Le 27 mai 2026, les élues du Snec‑CFTC75,77,92 et 94 rencontrent le Directeur diocésain et le Directeur adjoint de l’EC de Paris ainsi que la Secrétaire générale de l’UROGEC 75, à la DDEC de Paris.



 

Points de mécontentement

En mars 2026, la FNOGEC envoie un courrier aux enseignants les invitant à se positionner individuellement sur la prévoyance. Les syndicats, dont le Snec‑CFTC, dénoncent une démarche inhabituelle et perçue comme une pression pour adhérer à une prévoyance pourtant facultative. Le courrier laisse entendre qu’un retard pourrait entraîner carence et examen médical.

 

Le Snec‑CFTC reproche à la FNOGEC et aux organisations de chefs d’établissement — d’avoir dénoncé l’accord de prévoyance. L’État propose une alternative jugée très défavorable : une prévoyance MGEN facultative coûtant environ 50 € par mois, dont seulement 7 € seraient pris en charge.

 


REPONSES de la DDEC75 et de l’UROGEC 75

Les responsables de l’EC nous disent :

  • que le message sera transmis à la FNOGEC et au Rectorat ;
  • que l’Enseignement catholique n’a pas été complice de la dénonciation de l’accord ;
  • que le courrier provenait en réalité de la MGEN ;
  • qu’il est inadmissible que la protection sociale disparaisse sans alternative financée par l’État. Personne ne le souhaite à l’EC.

 

 

Deux causes principales sont évoquées :

  • Historique : la séparation Église‑État (loi de 1905).
  • Logique : les OGEC ne peuvent financer la protection sociale de personnels qui ne sont pas leurs salariés (coût : 66 M€).

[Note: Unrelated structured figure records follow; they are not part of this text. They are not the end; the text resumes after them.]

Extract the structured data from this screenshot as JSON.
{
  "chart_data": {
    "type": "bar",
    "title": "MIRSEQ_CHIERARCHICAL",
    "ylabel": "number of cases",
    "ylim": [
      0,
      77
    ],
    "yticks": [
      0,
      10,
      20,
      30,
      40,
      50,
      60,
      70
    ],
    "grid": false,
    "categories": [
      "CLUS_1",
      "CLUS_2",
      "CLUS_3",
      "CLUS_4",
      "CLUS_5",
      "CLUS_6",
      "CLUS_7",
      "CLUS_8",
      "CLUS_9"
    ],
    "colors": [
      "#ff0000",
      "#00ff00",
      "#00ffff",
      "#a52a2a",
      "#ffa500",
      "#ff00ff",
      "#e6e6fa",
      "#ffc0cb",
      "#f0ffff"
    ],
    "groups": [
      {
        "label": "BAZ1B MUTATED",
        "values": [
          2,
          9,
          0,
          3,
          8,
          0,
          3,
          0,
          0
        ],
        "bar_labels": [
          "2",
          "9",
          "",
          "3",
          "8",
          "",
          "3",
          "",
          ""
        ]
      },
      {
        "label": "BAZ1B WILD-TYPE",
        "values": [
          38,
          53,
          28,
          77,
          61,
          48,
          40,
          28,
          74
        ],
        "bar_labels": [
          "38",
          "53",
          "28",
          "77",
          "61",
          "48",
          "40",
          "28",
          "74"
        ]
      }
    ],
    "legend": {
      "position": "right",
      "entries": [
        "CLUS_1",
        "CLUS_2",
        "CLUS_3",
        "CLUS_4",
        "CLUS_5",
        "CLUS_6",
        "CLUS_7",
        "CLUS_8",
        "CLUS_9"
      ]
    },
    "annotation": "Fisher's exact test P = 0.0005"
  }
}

La baisse des forfaits d’externat fragilise aussi les budgets des OGEC.

 Position de la DDEC 75

 

La DDEC regrette la proposition syndicale qui a été de proposer une augmentation de la cotisation des enseignants, de 0,2% à 0,6%. Elle rappelle que c’est à l’État, employeur des contractuels, de financer correctement leur protection sociale, comme pour les autres agents publics. Elle réfléchit à ce qu’elle va mettre en place pour continuer de soutenir les enseignants de son côté.

La DDEC estime probable que la prévoyance actuelle soit maintenue au‑delà du 31 décembre 2026.

 


Position des syndicats Snec-CFTC d’Ile de France -Perspectives 2026

Les discussions ne garantissent pas un accord de substitution à temps.
Les syndicats prévoient une rentrée 2026 difficile et poursuivent la mobilisation : plus de 300 M€ et des milliers d’heures de bénévolat au profit des établissements privés reposent sur le travail des enseignants. Ils demandent un rééquilibrage que seul l’État peut assurer.